This should work, you needn't worry about the spaces and newlines when using cin. As soon as a space or newline is encountered, it automatically determines that you wanna fill in the next variable.
Code:
int main (void)
{
int SizeOfVector; std::cin >> SizeOfVector;
float* Vec1 = new float [SizeOfVector];
float* Vec2 = new float [SizeOfVector];
int i;
for (i = 0; i < SizeOfVector; i++)
std::cin >> Vec1[i];
for (i = 0; i < SizeOfVector; i++)
std::cin >> Vec2[i];
float Result = 0.0f;
for (i = 0; i < SizeOfVector; i++)
Result += (Vec1[i] * Vec2[i]);
std::cout << Result;
delete [] Vec2;
delete [] Vec1;
return 0;
}
[EDIT]
Crap, just realised that this was posted in the C Programming section.

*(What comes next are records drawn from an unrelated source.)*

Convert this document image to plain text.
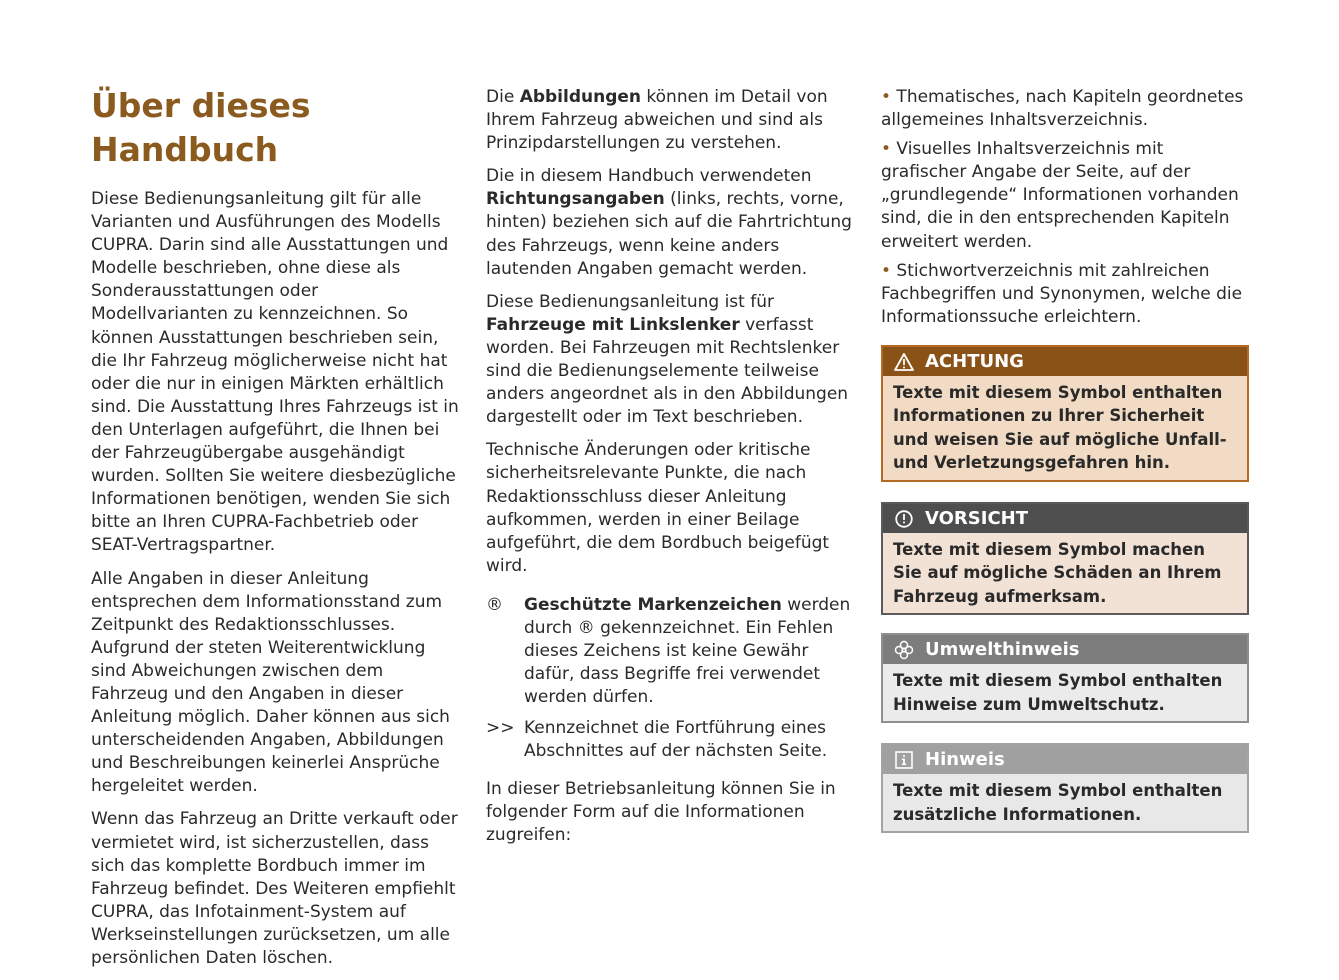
Über dieses Handbuch

Diese Bedienungsanleitung gilt für alle Varianten und Ausführungen des Modells CUPRA. Darin sind alle Ausstattungen und Modelle beschrieben, ohne diese als Sonderausstattungen oder Modellvarianten zu kennzeichnen. So können Ausstattungen beschrieben sein, die Ihr Fahrzeug möglicherweise nicht hat oder die nur in einigen Märkten erhältlich sind. Die Ausstattung Ihres Fahrzeugs ist in den Unterlagen aufgeführt, die Ihnen bei der Fahrzeugübergabe ausgehändigt wurden. Sollten Sie weitere diesbezügliche Informationen benötigen, wenden Sie sich bitte an Ihren CUPRA-Fachbetrieb oder SEAT-Vertragspartner.

Alle Angaben in dieser Anleitung entsprechen dem Informationsstand zum Zeitpunkt des Redaktionsschlusses. Aufgrund der steten Weiterentwicklung sind Abweichungen zwischen dem Fahrzeug und den Angaben in dieser Anleitung möglich. Daher können aus sich unterscheidenden Angaben, Abbildungen und Beschreibungen keinerlei Ansprüche hergeleitet werden.

Wenn das Fahrzeug an Dritte verkauft oder vermietet wird, ist sicherzustellen, dass sich das komplette Bordbuch immer im Fahrzeug befindet. Des Weiteren empfiehlt CUPRA, das Infotainment-System auf Werkseinstellungen zurücksetzen, um alle persönlichen Daten löschen.

Die Abbildungen können im Detail von Ihrem Fahrzeug abweichen und sind als Prinzipdarstellungen zu verstehen.

Die in diesem Handbuch verwendeten Richtungsangaben (links, rechts, vorne, hinten) beziehen sich auf die Fahrtrichtung des Fahrzeugs, wenn keine anders lautenden Angaben gemacht werden.

Diese Bedienungsanleitung ist für Fahrzeuge mit Linkslenker verfasst worden. Bei Fahrzeugen mit Rechtslenker sind die Bedienungselemente teilweise anders angeordnet als in den Abbildungen dargestellt oder im Text beschrieben.

Technische Änderungen oder kritische sicherheitsrelevante Punkte, die nach Redaktionsschluss dieser Anleitung aufkommen, werden in einer Beilage aufgeführt, die dem Bordbuch beigefügt wird.

®	Geschützte Markenzeichen werden durch ® gekennzeichnet. Ein Fehlen dieses Zeichens ist keine Gewähr dafür, dass Begriffe frei verwendet werden dürfen.
>> Kennzeichnet die Fortführung eines Abschnittes auf der nächsten Seite.

In dieser Betriebsanleitung können Sie in folgender Form auf die Informationen zugreifen:

• Thematisches, nach Kapiteln geordnetes allgemeines Inhaltsverzeichnis.

• Visuelles Inhaltsverzeichnis mit grafischer Angabe der Seite, auf der „grundlegende“ Informationen vorhanden sind, die in den entsprechenden Kapiteln erweitert werden.

• Stichwortverzeichnis mit zahlreichen Fachbegriffen und Synonymen, welche die Informationssuche erleichtern.

ACHTUNG
Texte mit diesem Symbol enthalten Informationen zu Ihrer Sicherheit und weisen Sie auf mögliche Unfall- und Verletzungsgefahren hin.
VORSICHT
Texte mit diesem Symbol machen Sie auf mögliche Schäden an Ihrem Fahrzeug aufmerksam.
Umwelthinweis
Texte mit diesem Symbol enthalten Hinweise zum Umweltschutz.
Hinweis
Texte mit diesem Symbol enthalten zusätzliche Informationen.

You do make a mention of C/C++ though. You can change the cin to:
Code:
scanf ("%[^\n]f" , &SizeOfVector); // for input of Vector Size. It can also probably be just scanf ("%f" , &SizeOfVector) but I'm not sure as I don't know much of C
for (int i = 0; i < SizeOfVector; i++)
scanf ("%f" , &VecX[i]); // Again, not exactly sure what it's supposed to be. You will be able to figure it out...
and cout to printf.
You can replace malloc and free for new and delete. Also, you can make use of the fact that scanf can input until it encounters whitespace, newline or eof.